Indigo Bunting

  

It’s as May as the first of a May can be,

And there’s so many the splendid arrivals to see

On a back country road when the sun is flooding

The trees in all of their pointillist budding.

There’s an oriole, a catbird, a peewee to greet,

A wood thrush to welcome if not quite to meet;

And a homecomer somewhere up in the glare—

He sings like he’s sipping the sweet blue air!

Then high in the branches you spy that darting

Purplish smolder of last autumn’s parting—

The black hole of blue your eyes have been hunting,

And you welcome back the indigo bunting.

 

Though if he’s indeed of the Krishna's race

You would say he’s a bit of a burnt-out case,

Till in the right sun or through your binocs

He’s so radically blue he quite simply shocks.

 That tie-dyed, black-light, blue-velvet blue!

A bring-back-the-Sixties phosphorescent hue—

You might even ask by whom you’re beguiled,

A bird or the soul of a late flower child.

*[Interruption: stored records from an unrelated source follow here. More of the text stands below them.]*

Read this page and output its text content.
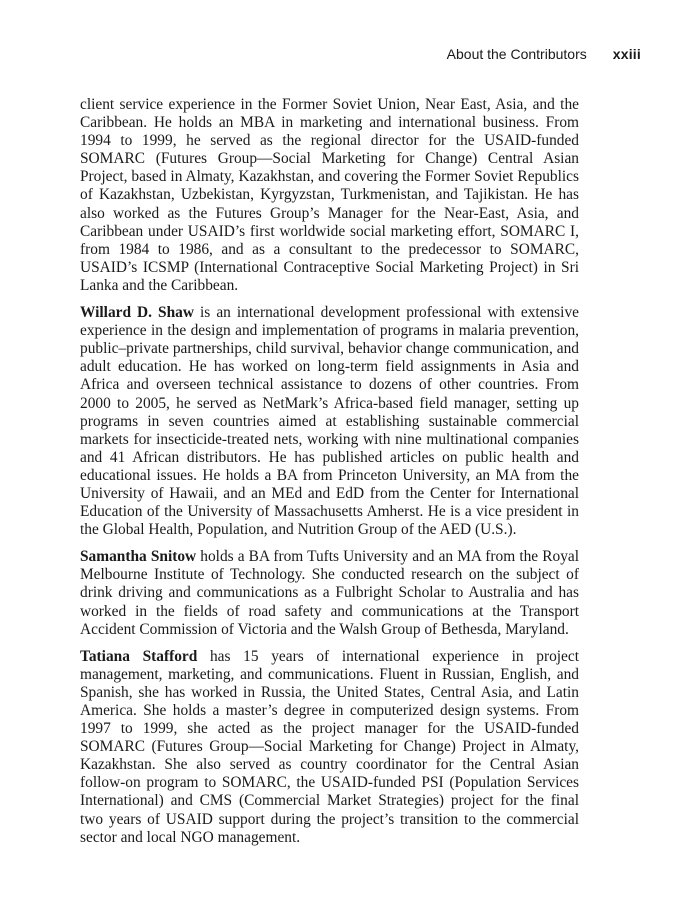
About the Contributors xxiii

client service experience in the Former Soviet Union, Near East, Asia, and the Caribbean. He holds an MBA in marketing and international business. From 1994 to 1999, he served as the regional director for the USAID-funded SOMARC (Futures Group—Social Marketing for Change) Central Asian Project, based in Almaty, Kazakhstan, and covering the Former Soviet Republics of Kazakhstan, Uzbekistan, Kyrgyzstan, Turkmenistan, and Tajikistan. He has also worked as the Futures Group’s Manager for the Near-East, Asia, and Caribbean under USAID’s first worldwide social marketing effort, SOMARC I, from 1984 to 1986, and as a consultant to the predecessor to SOMARC, USAID’s ICSMP (International Contraceptive Social Marketing Project) in Sri Lanka and the Caribbean.

Willard D. Shaw is an international development professional with extensive experience in the design and implementation of programs in malaria prevention, public–private partnerships, child survival, behavior change communication, and adult education. He has worked on long-term field assignments in Asia and Africa and overseen technical assistance to dozens of other countries. From 2000 to 2005, he served as NetMark’s Africa-based field manager, setting up programs in seven countries aimed at establishing sustainable commercial markets for insecticide-treated nets, working with nine multinational companies and 41 African distributors. He has published articles on public health and educational issues. He holds a BA from Princeton University, an MA from the University of Hawaii, and an MEd and EdD from the Center for International Education of the University of Massachusetts Amherst. He is a vice president in the Global Health, Population, and Nutrition Group of the AED (U.S.).

Samantha Snitow holds a BA from Tufts University and an MA from the Royal Melbourne Institute of Technology. She conducted research on the subject of drink driving and communications as a Fulbright Scholar to Australia and has worked in the fields of road safety and communications at the Transport Accident Commission of Victoria and the Walsh Group of Bethesda, Maryland.

Tatiana Stafford has 15 years of international experience in project management, marketing, and communications. Fluent in Russian, English, and Spanish, she has worked in Russia, the United States, Central Asia, and Latin America. She holds a master’s degree in computerized design systems. From 1997 to 1999, she acted as the project manager for the USAID-funded SOMARC (Futures Group—Social Marketing for Change) Project in Almaty, Kazakhstan. She also served as country coordinator for the Central Asian follow-on program to SOMARC, the USAID-funded PSI (Population Services International) and CMS (Commercial Market Strategies) project for the final two years of USAID support during the project’s transition to the commercial sector and local NGO management.
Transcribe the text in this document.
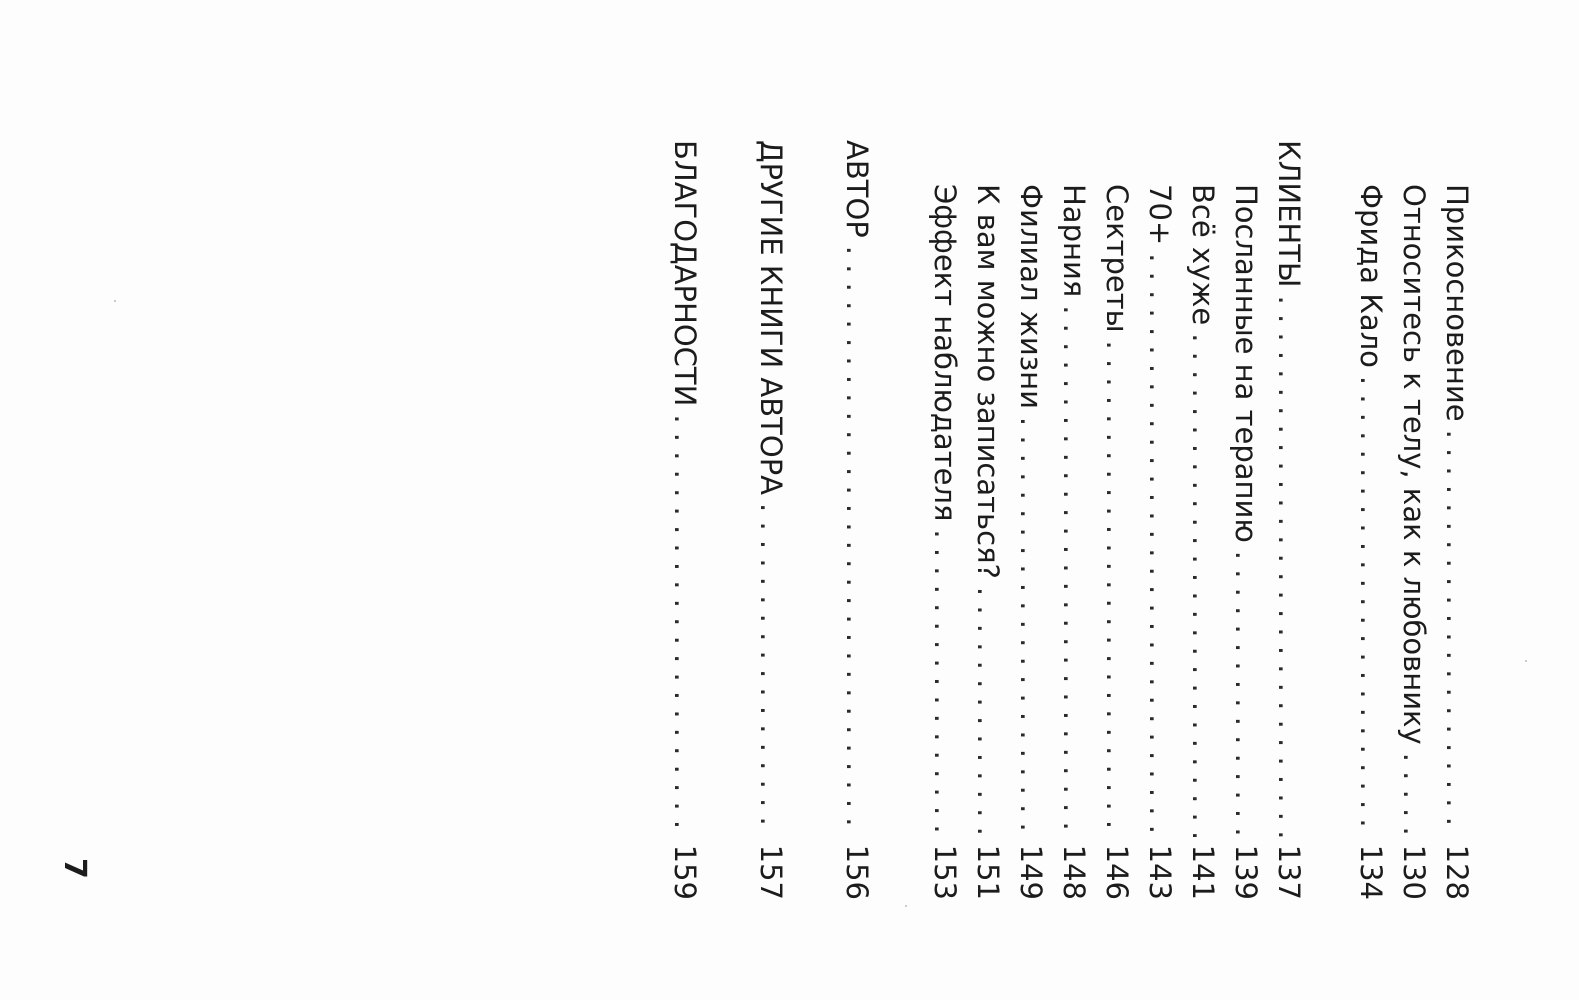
Прикосновение
. . .
128
Относитесь к телу, как к любовнику
. . .
130
Фрида Кало
. . .
134
КЛИЕНТЫ
. . .
137
Посланные на терапию
. . .
139
Всё хуже
. . .
141
70+
. . .
143
Сектреты
. . .
146
Нарния
. . .
148
Филиал жизни
. . .
149
К вам можно записаться?
. . .
151
Эффект наблюдателя
. . .
153
АВТОР
. . .
156
ДРУГИЕ КНИГИ АВТОРА
. . .
157
БЛАГОДАРНОСТИ
. . .
159
7
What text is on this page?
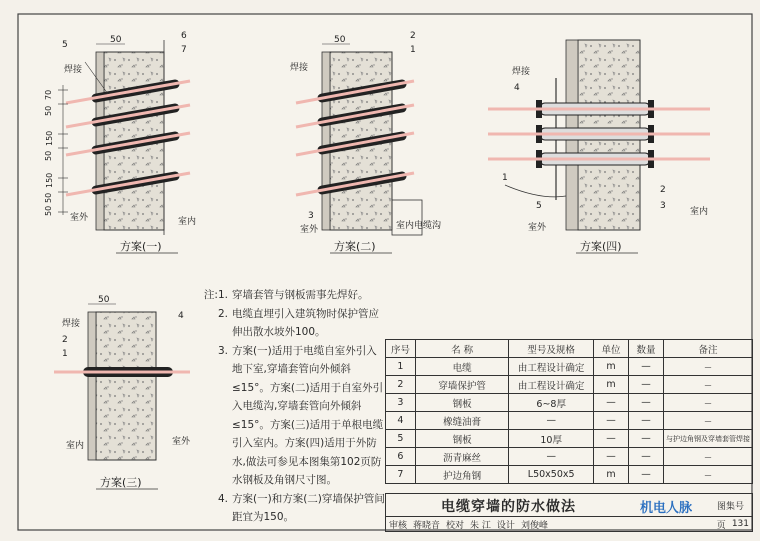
50
5
6
7
焊接
70
50
150
50
150
50
50
室外	室内
方案(一)
50	2
1
3
焊接
室外	室内电缆沟
方案(二)
焊接
4
1
5
2
3
室外
室内
方案(四)
50
4
2
1
焊接
室内	室外
方案(三)
注:1. 穿墙套管与钢板需事先焊好。
2. 电缆直埋引入建筑物时保护管应伸出散水坡外100。
3. 方案(一)适用于电缆自室外引入地下室,穿墙套管向外倾斜≤15°。方案(二)适用于自室外引入电缆沟,穿墙套管向外倾斜≤15°。方案(三)适用于单根电缆引入室内。方案(四)适用于外防水,做法可参见本图集第102页防水钢板及角钢尺寸图。
4. 方案(一)和方案(二)穿墙保护管间距宜为150。
序号	名 称	型号及规格	单位	数量	备注
1	电缆	由工程设计确定	m	—	—
2	穿墙保护管	由工程设计确定	m	—	—
3	钢板	6~8厚	—	—	—
4	橡缝油膏	—	—	—	—
5	钢板	10厚	—	—	与护边角钢及穿墙套管焊接
6	沥青麻丝	—	—	—	—
7	护边角钢	L50x50x5	m	—	—
电缆穿墙的防水做法	图集号
审核 蒋晓音 校对 朱 江 设计 刘俊峰	页 131
机电人脉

And it’s true of his blue, maybe less would be more?—

He can seem to clash with the springtime décor,

Though I for one would defend with a passion

That the indigo bunting is always in fashion.

 

Yet hear how he sings—it’s not psychedelic;

It isn’t our blues: it’s brightly angelic,

Like audible sunshine, and he’ll sing that sweet way

Some two thousand times through the livelong day.

But our hip blue friend, I have to ask truly,

Can one be so blue and not also sing bluely?

I can’t help to think in our distant relation

We’re losing all sorts of blue in translation—

That he’s swearing blue streaks at local ingrates

And pitching blue movies to prospective mates,

That in all ways he’s blue in the avian annals;

Though we’ll have to await the blue-ribbon panels.

 

And surely they’ll say of this blue troubadour:

He’s his own blue moon when he joins in a chore

Such as weaving a nest or feeding upstarts;

He’s a blue-shifting shirk of the domestic arts.

And under the trees of his summer refrains

Hides a small grass cup in some raspberry canes

With a cheeping brood he’s completely entrusting

To a mate who looks like she just did the dusting.

He only polices, and she seldom rests,

Though she does make time to entertain guests,

For those in the know have made it well known:

That brood he deems his—it’s not all his own.

 

His summer’s outbluing the bluest of skies

He defers by the fall in a somber disguise

And flees the edge of his leaf-dropping wood

For Central America, as good leftists should.

Now what revolutions he instigates there

It’s of old Mother Earth’s that I’m only aware,

And by May he’s back and back to eleven

On the scale to ten in the bluebook of heaven.

Then he’s dealing again to all of us addicts,

All of us indigo-bunting fanatics,

And it’s good for the soul and always a fun thing

To OD on the blue of an indigo bunting.